Saving Your Wine Cellar from the Plebs

Isn't it astonishing to see the lengths rich people go to to keep their wine away from the masses?
I remember reports of a tasting seminar being held at a high-altitude resort in France, I believe, to research the effect of said meters above sea level on the taste of wine. Unsurprisingly, I can't find the results via Google – the outcome was probably insignificant, both actually and statistically. I also I feel that such statements – "boffins gather in Verbier to study effect of altitude on fine wine", for example (note, they never test it on Yellow Tail or Barefoot) – should come with subtitles: rich guys want to see if drinking their high end wine in the relative security of a private chalet in the Alps can be scientifically validated.
You might think I'm getting all bolshie again – as I am wont to do, I admit – and you'd be correct. This morning I read about a group of ultra-rich individuals who are paying to have 12 bottles of fine wine sent to the international space station for a year to see what effect being in a weightless environment, surrounded by advanced technology – as far away from the poorest person as it is possible to get – will do to the taste of your common-or-garden, yet exclusively grown, sold and made grape anthocyanin. But don't let me cramp your style – you can subtitle the project however you want: "Vital leap in research on the aging of exclusive Napa Cabernet" could be one angle, "scientists suggest sending your Saint-Émilion to space" another.
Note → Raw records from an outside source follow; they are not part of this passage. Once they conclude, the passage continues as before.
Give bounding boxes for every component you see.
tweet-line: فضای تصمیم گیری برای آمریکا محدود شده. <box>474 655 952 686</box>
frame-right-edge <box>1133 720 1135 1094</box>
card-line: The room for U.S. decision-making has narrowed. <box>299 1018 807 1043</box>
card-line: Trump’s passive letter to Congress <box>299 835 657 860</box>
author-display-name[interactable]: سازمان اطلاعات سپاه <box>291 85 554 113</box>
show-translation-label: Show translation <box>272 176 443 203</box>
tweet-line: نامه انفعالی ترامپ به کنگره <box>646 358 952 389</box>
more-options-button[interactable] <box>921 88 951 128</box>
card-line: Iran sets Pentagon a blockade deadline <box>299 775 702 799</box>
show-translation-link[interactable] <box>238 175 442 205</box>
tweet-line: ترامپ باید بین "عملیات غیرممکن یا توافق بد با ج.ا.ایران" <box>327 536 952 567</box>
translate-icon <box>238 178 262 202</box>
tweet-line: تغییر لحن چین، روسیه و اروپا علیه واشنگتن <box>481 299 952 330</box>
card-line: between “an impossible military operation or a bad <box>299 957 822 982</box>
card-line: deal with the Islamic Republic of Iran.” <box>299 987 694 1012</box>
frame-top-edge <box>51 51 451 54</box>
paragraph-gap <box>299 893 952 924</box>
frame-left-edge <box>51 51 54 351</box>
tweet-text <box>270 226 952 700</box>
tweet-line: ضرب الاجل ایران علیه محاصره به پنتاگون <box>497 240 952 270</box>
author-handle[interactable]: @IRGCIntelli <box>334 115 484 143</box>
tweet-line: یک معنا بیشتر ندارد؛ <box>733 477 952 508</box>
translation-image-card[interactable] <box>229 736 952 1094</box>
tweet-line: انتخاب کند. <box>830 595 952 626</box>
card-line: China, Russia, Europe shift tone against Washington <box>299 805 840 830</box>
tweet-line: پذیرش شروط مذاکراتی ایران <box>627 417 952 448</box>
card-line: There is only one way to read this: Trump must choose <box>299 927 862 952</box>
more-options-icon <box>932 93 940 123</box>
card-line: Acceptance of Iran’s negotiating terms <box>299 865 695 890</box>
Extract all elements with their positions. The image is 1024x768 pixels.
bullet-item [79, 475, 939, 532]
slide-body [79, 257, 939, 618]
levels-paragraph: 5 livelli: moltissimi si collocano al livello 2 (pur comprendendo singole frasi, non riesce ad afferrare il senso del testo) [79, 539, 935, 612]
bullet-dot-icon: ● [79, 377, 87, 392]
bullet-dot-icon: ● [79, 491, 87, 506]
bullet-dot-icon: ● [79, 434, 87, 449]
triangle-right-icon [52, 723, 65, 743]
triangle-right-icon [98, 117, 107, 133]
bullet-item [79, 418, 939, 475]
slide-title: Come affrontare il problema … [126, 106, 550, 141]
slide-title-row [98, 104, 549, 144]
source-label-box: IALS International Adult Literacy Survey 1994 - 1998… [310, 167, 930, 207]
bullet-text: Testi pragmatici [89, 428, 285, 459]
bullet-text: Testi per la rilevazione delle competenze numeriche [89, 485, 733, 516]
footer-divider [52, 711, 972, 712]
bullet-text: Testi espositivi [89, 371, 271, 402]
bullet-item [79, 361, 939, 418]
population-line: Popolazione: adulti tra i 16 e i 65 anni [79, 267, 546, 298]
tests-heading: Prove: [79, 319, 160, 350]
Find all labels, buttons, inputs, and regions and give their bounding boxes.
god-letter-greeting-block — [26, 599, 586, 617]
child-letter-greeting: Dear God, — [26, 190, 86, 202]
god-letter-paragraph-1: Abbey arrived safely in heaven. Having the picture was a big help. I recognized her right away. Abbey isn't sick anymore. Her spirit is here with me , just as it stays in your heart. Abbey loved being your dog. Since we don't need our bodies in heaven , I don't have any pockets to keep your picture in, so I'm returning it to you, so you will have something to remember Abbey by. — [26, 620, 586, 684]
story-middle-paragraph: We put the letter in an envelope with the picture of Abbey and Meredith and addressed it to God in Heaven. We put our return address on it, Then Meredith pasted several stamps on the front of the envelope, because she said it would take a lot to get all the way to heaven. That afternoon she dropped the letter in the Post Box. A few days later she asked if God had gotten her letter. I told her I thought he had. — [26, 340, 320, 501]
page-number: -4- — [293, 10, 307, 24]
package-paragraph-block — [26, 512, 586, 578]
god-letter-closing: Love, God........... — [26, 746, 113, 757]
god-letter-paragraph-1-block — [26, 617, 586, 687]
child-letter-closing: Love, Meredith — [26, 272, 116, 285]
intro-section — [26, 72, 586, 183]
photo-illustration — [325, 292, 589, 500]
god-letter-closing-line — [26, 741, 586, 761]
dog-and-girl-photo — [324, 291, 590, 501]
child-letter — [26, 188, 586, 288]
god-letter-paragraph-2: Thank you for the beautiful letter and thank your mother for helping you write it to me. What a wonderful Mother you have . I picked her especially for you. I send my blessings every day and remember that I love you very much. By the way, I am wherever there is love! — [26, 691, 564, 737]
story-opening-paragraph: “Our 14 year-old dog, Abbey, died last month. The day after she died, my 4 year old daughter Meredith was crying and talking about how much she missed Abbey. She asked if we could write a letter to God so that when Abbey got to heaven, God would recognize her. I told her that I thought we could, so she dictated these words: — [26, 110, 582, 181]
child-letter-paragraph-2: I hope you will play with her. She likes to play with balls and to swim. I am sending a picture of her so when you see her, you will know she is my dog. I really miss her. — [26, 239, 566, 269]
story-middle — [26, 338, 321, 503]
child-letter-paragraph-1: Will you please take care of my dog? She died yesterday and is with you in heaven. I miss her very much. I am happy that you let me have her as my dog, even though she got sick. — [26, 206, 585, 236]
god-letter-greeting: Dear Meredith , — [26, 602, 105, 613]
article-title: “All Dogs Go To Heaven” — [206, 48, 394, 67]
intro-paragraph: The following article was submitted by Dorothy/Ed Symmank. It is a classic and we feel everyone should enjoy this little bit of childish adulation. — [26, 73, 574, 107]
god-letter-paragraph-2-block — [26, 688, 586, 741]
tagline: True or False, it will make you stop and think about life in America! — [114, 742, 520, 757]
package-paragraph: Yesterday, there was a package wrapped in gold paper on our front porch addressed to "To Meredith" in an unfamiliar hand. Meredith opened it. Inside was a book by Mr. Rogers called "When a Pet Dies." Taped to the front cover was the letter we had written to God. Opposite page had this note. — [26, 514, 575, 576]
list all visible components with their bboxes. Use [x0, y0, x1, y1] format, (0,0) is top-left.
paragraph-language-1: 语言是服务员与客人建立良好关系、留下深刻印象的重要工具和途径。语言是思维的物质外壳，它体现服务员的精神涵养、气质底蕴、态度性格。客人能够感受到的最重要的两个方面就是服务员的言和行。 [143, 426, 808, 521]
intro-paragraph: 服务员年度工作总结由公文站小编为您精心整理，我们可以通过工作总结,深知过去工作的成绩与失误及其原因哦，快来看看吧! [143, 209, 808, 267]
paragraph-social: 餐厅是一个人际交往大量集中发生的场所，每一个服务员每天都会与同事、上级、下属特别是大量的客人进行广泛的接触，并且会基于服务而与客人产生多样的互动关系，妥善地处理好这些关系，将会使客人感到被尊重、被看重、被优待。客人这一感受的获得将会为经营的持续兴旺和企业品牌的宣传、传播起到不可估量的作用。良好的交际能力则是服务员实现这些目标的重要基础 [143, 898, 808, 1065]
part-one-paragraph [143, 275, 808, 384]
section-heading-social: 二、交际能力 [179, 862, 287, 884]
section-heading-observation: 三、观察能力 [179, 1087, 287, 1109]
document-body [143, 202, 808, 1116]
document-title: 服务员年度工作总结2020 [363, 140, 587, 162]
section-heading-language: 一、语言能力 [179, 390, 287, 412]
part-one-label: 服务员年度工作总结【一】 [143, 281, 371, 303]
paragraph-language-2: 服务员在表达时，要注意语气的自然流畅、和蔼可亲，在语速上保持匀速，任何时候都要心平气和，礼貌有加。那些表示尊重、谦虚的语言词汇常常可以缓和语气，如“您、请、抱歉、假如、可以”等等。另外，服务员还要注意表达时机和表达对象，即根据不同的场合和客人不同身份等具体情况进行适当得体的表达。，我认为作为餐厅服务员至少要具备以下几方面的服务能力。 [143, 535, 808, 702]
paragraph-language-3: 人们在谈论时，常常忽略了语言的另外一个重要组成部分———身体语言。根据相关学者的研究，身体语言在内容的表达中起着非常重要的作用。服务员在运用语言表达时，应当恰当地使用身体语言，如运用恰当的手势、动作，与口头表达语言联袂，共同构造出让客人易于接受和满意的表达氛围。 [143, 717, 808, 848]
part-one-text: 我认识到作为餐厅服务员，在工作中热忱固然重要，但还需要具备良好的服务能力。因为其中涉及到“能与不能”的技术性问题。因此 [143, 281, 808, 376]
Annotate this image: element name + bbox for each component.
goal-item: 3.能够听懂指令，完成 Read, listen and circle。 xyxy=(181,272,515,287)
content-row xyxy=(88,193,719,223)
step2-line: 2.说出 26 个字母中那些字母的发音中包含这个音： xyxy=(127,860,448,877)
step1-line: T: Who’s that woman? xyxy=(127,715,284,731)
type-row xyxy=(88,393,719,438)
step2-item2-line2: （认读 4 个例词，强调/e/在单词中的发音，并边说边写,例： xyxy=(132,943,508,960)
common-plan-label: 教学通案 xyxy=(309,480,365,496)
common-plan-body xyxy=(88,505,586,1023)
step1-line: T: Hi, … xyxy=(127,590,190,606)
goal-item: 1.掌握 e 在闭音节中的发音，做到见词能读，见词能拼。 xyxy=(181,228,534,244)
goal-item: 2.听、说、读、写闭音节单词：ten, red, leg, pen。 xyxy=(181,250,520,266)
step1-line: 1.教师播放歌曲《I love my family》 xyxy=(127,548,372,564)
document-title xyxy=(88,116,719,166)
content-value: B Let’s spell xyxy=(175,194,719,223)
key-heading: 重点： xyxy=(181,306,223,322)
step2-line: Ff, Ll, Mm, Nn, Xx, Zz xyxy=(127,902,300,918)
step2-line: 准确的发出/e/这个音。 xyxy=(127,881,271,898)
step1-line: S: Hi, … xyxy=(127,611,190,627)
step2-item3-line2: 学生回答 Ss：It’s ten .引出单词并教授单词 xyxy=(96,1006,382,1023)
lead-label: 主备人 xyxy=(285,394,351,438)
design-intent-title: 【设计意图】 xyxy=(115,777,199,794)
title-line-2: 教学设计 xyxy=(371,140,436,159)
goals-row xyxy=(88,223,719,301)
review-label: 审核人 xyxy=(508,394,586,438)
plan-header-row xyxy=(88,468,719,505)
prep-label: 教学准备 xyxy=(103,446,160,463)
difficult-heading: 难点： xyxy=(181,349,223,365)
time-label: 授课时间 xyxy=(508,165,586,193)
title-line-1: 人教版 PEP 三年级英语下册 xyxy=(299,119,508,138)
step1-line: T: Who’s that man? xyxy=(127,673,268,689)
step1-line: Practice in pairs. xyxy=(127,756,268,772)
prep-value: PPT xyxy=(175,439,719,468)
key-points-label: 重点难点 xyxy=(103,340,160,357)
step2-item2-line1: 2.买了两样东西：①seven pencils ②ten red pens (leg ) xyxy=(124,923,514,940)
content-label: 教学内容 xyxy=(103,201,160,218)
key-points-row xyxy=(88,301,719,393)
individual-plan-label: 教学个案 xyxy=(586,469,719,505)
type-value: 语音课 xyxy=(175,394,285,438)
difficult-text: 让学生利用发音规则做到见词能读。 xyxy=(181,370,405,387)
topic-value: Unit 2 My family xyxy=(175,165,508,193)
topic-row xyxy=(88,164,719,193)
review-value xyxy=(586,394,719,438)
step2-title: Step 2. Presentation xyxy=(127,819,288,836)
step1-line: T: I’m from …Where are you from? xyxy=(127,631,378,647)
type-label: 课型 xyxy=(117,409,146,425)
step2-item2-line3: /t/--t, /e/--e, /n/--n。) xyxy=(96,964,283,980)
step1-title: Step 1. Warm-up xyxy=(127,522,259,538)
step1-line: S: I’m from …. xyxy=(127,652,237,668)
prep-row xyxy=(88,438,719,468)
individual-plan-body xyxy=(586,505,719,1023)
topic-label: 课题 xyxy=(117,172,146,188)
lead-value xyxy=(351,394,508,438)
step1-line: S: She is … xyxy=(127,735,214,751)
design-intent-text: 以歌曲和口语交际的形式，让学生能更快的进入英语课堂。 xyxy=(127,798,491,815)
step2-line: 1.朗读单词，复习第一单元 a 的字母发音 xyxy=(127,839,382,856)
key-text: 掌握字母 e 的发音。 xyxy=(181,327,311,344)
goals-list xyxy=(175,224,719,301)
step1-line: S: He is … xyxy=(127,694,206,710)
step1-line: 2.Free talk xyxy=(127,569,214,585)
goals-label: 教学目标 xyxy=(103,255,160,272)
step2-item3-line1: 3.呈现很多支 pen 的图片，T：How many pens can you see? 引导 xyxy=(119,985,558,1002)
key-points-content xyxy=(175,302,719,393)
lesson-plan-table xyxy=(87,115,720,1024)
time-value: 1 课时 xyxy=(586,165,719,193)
Shoot it into space, bury it, sink it in the sea, put it up a mountain, (and if the rumours are to be believed David and Victoria Beckham have tried putting it somewhere considerably closer to home); you have to marvel at the lengths people go to to keep decent wine out of the hands of the great unwashed. The bonus of the space-station story is the added value those bottles will gain on their return to earth. If you're not considering the effect shooting a case of wine into orbit is going to have on their resale value at Christie's or Sotheby's then frankly, sweetie, you're hanging about in the wrong circles. You need to get that negativity out of your life. You need to start aiming much, much higher. Because you can bet your miserable, Bourgogne Aligoté ass that the dudes sending their wine into space are already thinking about the wording of the entry in the auction catalogue. Maybe Coravin will make a limited-edition unit in the form of a Face Hugger for the pre-sale sampling.
But seriously, if you ever wonder what doomsday prepping looks like for a bitcoin entrepreneur, it's a bunker in New Zealand, a cellar in a satellite and a life-pass to the ski lifts of St Moritz. I understand that most of us could deal with the End of Rule of Law as long as the claret was voluminous, well stashed, and one had access to a corkscrew; I understand that the wealthy are a perennial subject for us, from Jane Austen to supermarket till magazines; but really, what public service is it to send wine into space on the whim of a bunch of billionaires?
Why are we taking this seriously? Even if you admit that it might be of use to know that one can safely take one's boxes of Grand Cru Burg in the shuttle as we leave the fireball that is earth with wine writers debating whether Touriga Nacional really is better on the Pomerol plateau than Marselan, what's the betting you'll be on the spaceship in the first place? Furthermore, the odds of you being on a shuttle leaving earth are better than owning a case of fine Burgundy at the moment, right? (The jokes write themselves.)
I really believe that a fair chunk of the interest in natural wine, or the fashionable nature of Beaujolais or South Africa, is a direct consequence of the void left behind by so-called "fine wine" being priced out of reach by the people now trying to send it into space. If you're interested in flavor and complexity and integrity where is there left to go if you want to go further than your supermarket shelf ?
The space story is just an illustration of how a branch of wine – a delicious, yet crazily priced, exclusively presented branch – is slipping away from most of us, both metaphorically and physically.